On the contrary, any cause of within-hospital deaths or discharge for hospice care did not decrease for individuals receiving dexamethasone without any oxygen supplementation and/or NIPPV, with aOR values of 0.9 and 0.9, respectively. Of note, dexamethasone conferred more benefits to individuals with comorbid conditions.

Among individuals receiving oxygen support, the primary study outcome improved among individuals aged above 70.0 years, Whites, non-Hispanics, diabetics, remdesivir non-recipients, individuals with greater CCI scores (aOR 0.9), and individuals who received low-flow oxygen supplementation. Among individuals with NIPPV requirements, the primary study outcome improved among Whites and individuals with greater CCI scores.

Among individuals needing ECMO or MV, the primary study outcome improved among younger individuals, non-Hispanics, and remdesivir recipients.
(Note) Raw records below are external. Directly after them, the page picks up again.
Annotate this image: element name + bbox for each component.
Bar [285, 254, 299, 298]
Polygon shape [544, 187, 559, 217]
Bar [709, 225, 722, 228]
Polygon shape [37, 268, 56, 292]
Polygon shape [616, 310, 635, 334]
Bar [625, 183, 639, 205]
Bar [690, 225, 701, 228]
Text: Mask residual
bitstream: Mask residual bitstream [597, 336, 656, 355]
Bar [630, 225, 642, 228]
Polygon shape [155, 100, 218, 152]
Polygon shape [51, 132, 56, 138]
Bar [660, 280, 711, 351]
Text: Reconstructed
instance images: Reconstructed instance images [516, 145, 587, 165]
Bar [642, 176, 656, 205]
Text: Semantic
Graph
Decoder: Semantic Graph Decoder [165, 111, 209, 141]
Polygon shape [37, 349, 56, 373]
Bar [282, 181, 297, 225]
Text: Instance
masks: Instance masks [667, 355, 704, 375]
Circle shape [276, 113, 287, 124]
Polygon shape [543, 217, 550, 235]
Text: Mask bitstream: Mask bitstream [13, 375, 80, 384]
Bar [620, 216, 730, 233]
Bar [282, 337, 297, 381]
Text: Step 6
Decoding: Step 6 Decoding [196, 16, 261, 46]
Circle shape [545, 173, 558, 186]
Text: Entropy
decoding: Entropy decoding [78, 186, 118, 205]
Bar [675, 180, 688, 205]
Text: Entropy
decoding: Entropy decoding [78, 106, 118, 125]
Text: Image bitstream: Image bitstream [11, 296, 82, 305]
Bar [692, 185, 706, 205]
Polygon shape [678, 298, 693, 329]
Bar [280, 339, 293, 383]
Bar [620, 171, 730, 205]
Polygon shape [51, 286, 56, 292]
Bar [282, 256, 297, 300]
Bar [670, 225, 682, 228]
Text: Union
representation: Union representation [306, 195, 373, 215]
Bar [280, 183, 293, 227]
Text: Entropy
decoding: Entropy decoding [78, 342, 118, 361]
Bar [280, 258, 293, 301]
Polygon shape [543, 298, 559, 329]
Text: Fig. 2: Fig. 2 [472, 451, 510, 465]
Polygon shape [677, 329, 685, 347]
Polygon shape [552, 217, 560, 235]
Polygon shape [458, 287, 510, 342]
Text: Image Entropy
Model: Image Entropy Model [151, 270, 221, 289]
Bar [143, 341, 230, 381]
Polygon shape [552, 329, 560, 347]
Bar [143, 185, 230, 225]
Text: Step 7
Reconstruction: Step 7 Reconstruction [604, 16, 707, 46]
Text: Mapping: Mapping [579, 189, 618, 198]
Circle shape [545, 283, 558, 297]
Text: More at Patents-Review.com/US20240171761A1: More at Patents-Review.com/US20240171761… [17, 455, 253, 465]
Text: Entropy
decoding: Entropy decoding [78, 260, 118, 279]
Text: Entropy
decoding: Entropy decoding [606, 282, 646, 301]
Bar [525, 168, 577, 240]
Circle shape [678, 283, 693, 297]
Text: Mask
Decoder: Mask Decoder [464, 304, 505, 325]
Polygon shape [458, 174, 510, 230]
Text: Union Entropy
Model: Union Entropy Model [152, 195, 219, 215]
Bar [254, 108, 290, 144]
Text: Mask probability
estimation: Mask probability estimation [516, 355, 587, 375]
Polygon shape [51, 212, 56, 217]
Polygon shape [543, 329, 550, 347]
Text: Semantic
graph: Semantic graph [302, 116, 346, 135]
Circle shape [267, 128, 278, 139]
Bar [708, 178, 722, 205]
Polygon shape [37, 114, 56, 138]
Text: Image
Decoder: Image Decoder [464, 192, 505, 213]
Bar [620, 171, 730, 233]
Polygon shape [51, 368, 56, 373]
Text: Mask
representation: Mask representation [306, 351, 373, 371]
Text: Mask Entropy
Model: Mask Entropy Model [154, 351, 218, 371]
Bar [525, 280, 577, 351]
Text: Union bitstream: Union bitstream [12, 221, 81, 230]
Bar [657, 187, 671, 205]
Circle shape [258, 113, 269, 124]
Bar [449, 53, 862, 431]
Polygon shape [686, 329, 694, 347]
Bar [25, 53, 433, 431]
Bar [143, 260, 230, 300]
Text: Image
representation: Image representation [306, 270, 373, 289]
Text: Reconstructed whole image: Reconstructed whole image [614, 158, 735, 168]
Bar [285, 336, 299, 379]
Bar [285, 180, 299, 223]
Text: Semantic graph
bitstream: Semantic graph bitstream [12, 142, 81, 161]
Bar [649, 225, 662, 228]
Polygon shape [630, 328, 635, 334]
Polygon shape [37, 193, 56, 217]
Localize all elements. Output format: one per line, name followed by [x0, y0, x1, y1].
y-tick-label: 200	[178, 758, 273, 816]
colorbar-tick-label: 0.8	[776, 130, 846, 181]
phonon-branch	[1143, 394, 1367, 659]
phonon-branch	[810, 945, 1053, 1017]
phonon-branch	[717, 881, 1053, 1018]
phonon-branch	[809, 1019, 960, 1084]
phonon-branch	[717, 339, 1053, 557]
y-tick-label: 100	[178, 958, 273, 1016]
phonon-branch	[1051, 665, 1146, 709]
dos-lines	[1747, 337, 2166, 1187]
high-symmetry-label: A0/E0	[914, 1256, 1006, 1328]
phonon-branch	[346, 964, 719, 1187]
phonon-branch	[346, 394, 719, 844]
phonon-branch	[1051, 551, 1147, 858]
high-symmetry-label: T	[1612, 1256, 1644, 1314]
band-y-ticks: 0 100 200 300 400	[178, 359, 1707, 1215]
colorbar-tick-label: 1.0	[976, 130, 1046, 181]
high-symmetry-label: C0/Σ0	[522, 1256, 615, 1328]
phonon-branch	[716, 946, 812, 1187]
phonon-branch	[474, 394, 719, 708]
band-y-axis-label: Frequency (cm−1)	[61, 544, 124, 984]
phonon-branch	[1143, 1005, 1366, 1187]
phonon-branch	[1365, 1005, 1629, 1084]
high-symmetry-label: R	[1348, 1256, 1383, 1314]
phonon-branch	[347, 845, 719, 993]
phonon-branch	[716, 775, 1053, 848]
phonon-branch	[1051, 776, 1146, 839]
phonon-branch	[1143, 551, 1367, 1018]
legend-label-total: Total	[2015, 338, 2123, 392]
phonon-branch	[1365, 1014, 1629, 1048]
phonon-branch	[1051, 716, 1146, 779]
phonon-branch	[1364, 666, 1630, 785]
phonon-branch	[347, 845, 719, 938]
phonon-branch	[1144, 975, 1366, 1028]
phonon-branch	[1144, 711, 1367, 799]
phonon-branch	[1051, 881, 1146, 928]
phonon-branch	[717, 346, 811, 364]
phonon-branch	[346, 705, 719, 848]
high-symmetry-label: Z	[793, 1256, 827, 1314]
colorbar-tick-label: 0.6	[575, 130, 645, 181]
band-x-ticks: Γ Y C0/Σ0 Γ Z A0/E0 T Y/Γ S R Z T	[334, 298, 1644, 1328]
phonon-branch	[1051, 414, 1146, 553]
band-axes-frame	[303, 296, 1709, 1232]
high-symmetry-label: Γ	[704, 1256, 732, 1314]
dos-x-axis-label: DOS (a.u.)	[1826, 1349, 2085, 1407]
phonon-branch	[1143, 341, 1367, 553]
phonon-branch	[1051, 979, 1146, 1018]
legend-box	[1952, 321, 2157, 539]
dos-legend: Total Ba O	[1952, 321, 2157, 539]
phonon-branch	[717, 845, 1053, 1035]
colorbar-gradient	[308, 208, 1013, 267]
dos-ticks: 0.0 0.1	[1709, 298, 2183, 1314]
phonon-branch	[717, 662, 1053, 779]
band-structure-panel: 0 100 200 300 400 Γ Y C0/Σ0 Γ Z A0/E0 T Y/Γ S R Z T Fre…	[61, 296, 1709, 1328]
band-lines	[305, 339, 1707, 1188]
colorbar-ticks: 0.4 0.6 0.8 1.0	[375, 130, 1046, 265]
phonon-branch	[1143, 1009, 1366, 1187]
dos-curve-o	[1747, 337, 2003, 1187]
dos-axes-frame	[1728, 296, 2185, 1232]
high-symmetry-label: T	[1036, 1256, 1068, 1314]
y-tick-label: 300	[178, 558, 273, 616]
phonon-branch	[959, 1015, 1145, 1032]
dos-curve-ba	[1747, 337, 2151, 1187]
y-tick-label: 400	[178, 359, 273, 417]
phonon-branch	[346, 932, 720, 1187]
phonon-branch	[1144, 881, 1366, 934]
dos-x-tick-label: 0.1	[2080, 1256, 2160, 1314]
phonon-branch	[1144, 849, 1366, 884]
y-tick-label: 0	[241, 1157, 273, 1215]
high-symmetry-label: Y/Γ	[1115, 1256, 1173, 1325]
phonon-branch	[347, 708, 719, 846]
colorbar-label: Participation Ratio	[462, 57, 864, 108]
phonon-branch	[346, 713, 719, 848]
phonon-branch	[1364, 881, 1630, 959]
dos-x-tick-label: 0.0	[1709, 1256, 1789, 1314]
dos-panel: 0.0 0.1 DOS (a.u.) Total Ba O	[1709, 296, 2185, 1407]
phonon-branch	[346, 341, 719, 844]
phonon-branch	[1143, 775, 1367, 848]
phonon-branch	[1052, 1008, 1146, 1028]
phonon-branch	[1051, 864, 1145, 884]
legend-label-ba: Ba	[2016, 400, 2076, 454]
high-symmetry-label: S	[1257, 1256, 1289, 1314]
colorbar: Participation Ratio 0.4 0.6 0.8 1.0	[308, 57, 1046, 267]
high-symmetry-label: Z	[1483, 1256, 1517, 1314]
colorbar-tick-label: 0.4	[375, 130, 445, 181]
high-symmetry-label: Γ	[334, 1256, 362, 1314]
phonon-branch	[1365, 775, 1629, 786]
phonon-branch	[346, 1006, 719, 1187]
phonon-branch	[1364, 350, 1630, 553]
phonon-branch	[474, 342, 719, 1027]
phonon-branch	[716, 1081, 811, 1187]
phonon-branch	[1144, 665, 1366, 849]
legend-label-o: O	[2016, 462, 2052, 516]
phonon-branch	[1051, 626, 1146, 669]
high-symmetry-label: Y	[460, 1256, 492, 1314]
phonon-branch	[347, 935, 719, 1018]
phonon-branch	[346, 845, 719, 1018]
In addition, the sensitivity analysis, performed by limiting outcomes by time epoch (before versus after 1 January 2021), yielded similar results as the primary analysis, indicating that the study findings were robust.


Overall, the study findings showed that among COVID-19 inpatients, administering dexamethasone within 48 hours of hospitalization or supplemental oxygen escalation significantly lowered the probability of COVID-19-associated death or discharge for hospice care among individuals receiving supplemental oxygen, ECMO, or MV.

The observations were directionally consistent, irrespective of supplemental oxygen requirements; however, there was no benefit of systemically administered dexamethasone therapy among those who did not require oxygen supplementation or NIPPV. The study findings underpin the continual usage of dexamethasone among hospitalized COVID-19 patients, especially among elderly individuals with multiple comorbidities.